ECONOMYNEXT – Sri Lanka will go ahead with a restructure of international sovereign bonds, once final confirmation by the International Monetary Fund and the Official Creditor Committee, a statement by the Finance Ministry said.
The IMF has already given informal confirmation which includes to option for local banks.
“We expect both confirmations to be delivered in the coming days, following which Sri Lanka’s debt advisors will start working on all documentation necessary to formally launch the debt exchange, which is expected to happen within approximately 10 weeks,” the statement which was in the form of a FAQ said.
Citibank has been appointed to manage the bond exchange which is expected to conclude in about 10 weeks.
Sri Lanka’s International Sovereign Bonds Restructuring – Frequently Asked Questions
On 19Th September 2024, the Democratic Socialist Republic of Sri Lanka (the “Republic”) announced agreements in principle on the restructuring of approximately USD 14.2bn of sovereign debt (as of end 2023) with the holders of its International Sovereign Bonds (the “Bonds”), following negotiations with the Ad Hoc Group of Bondholders (“AHGB”), a representative group of international investors, and the Local Consortium of Sri Lanka (“LCSL”), a representative group of domestic financial institutions.
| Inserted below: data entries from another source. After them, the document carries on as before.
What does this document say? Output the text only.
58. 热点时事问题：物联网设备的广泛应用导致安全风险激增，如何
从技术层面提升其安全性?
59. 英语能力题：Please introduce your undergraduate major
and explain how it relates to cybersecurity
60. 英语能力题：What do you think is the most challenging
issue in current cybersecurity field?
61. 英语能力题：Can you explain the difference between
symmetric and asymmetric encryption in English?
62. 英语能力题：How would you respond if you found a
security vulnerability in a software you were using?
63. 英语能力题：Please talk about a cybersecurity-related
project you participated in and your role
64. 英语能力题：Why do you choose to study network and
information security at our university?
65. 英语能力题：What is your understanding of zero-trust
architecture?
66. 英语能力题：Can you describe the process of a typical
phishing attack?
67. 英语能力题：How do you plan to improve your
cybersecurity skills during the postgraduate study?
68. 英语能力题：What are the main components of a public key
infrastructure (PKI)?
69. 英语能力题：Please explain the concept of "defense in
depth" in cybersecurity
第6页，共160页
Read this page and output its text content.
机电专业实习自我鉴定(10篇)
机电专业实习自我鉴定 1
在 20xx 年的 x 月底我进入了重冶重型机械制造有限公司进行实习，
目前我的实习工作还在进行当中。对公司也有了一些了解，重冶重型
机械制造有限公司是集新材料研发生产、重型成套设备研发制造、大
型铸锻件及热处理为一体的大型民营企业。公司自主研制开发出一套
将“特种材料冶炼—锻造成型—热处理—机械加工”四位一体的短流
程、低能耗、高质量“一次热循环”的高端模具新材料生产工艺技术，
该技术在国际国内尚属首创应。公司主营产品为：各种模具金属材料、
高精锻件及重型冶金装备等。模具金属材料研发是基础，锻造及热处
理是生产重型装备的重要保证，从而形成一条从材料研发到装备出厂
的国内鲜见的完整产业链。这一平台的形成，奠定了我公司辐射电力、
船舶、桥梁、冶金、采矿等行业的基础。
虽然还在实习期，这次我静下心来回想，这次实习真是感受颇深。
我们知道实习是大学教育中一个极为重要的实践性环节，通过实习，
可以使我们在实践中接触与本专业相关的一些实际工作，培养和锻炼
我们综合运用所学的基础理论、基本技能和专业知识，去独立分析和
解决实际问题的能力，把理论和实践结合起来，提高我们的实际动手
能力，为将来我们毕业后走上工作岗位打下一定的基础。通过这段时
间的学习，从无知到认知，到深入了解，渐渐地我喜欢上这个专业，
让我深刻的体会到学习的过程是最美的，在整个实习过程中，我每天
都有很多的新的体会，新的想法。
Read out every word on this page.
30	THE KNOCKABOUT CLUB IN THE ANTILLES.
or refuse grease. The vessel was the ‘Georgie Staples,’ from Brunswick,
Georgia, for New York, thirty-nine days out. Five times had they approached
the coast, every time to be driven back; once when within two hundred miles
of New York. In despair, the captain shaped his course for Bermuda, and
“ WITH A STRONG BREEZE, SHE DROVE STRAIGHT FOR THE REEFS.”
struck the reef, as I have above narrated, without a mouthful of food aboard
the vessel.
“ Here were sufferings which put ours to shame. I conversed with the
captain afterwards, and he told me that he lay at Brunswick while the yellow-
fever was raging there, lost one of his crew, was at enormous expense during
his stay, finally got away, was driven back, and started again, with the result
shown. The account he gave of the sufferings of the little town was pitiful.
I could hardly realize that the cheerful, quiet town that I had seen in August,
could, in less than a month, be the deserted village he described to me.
The Agreement in Principle with the AHGB features a state-contingent debt treatment, with varying levels of debt relief depending on the future economic performance of the country, while the Local Option agreed with the LCSL has been designed to meet the preferences of domestic institutions. The implementation of these agreements will almost bring to a close Sri Lanka’s debt restructuring exercise with the aim of restoring long-term sovereign debt sustainability. Only a handful of smaller creditors, representing a residual of approximately US$ 0.9bn of external sovereign debt yet to be restructured.
1. What is a Macro-Linked Bond and what are the features of a “state-contingent debt
treatment”?
A Macro-Linked Bond (MLB) is a debt instrument for which payments are tied to the economic performance of the issuer — in this case, Sri Lanka. These innovative instruments feature payments which are contingent on a set of future macro-economic variables. For Sri Lanka, the agreed treatment with the AHGB links repayments to the country’s GDP performance during the IMF-supported program, which extends until 2027.
The headline terms of Sri Lanka’s new bonds are based on economic projections made by IMF staff. In 2028, a test will be conducted measuring the average USD nominal GDP from 2025 to 2027, along with an additional control variable measuring cumulative real GDP growth from 2024 to 2027. This test ensures that the MLBs are linked not only to nominal GDP growth but also to real GDP growth, thus preventing higher repayments to bondholders solely due to an appreciated Sri Lankan rupee (LKR), and protecting the country in case of a recession by providing automatic additional debt relief.
If Sri Lanka’s economy performs better than expected by the IMF staff in both USD nominal and real GDP tern-is, payments linked to the MLBs after 2028 will increase through a combination of capital reinstatement and higher coupons. Conversely, if Sri Lanka’s economy underperforms, payments will be reduced through additional haircuts and lower coupons. This structure ensures that Sri Lanka’s payments are aligned with the country’s debt repayment capacity, safeguarding long-term sovereign debt sustainability while assuring bondholders that payments will accurately reflect the country’s actual economic performance. This is particularly important given the bondholders’ stated belief that the IMF’s macroeconomic framework underpinning the Debt Sustainability Analysis (DSA) may be overly pessimistic.
2. Why did Sri Lanka have to change the terms agreed with bondholders in July’s Joint
Working Framework achieved with the Ad Hoc Group? What are the consequences for Sri Lanka?
Further to the preliminary agreement reached with the AHGB under the July’s Joint Working Framework) (“JWF”), the Authorities of Sri Lanka submitted the terms of the contemplated debt treatment to the IMF staff and to Sri Lanka’s Official Creditor Committee (“OCC1) to obtain their evaluation with regards to compliance under the IMF DSA parameters and the OCC’s Comparability of Treatment (“CoT”) principles2. In their respective assessments provided in July 2024, both the IMF staff and the OCC indicated that further adjustments to the terms were necessary in order to ensure full compliance with the IMF program targets and the CoT principles.
Consequently, the terms were revised durtng the September negotiations3 to ensure that the agreements reached with both international and local bondholders align with the IMF DSA targets and the CoT principles committed to by Sri Lankan Authorities. The Authorities are now seeking formal confirmation of these assessments from the IMF staff and the OCC, respectively.
The adjustments made since the July Joint Working Framework provide Sri Lanka with additional relief. Compared to July’s JWF, coupon adjustments for the highest threshold were reduced by approximately 160 basis points. Similarly, the coupon adjustments for the second highest threshold were reduced by approximately 60 basis points. Additionally, the average USD nominal GDP thresholds triggering additional payments were shifted upwards, decreasing the likelihood of these additional payments being triggered.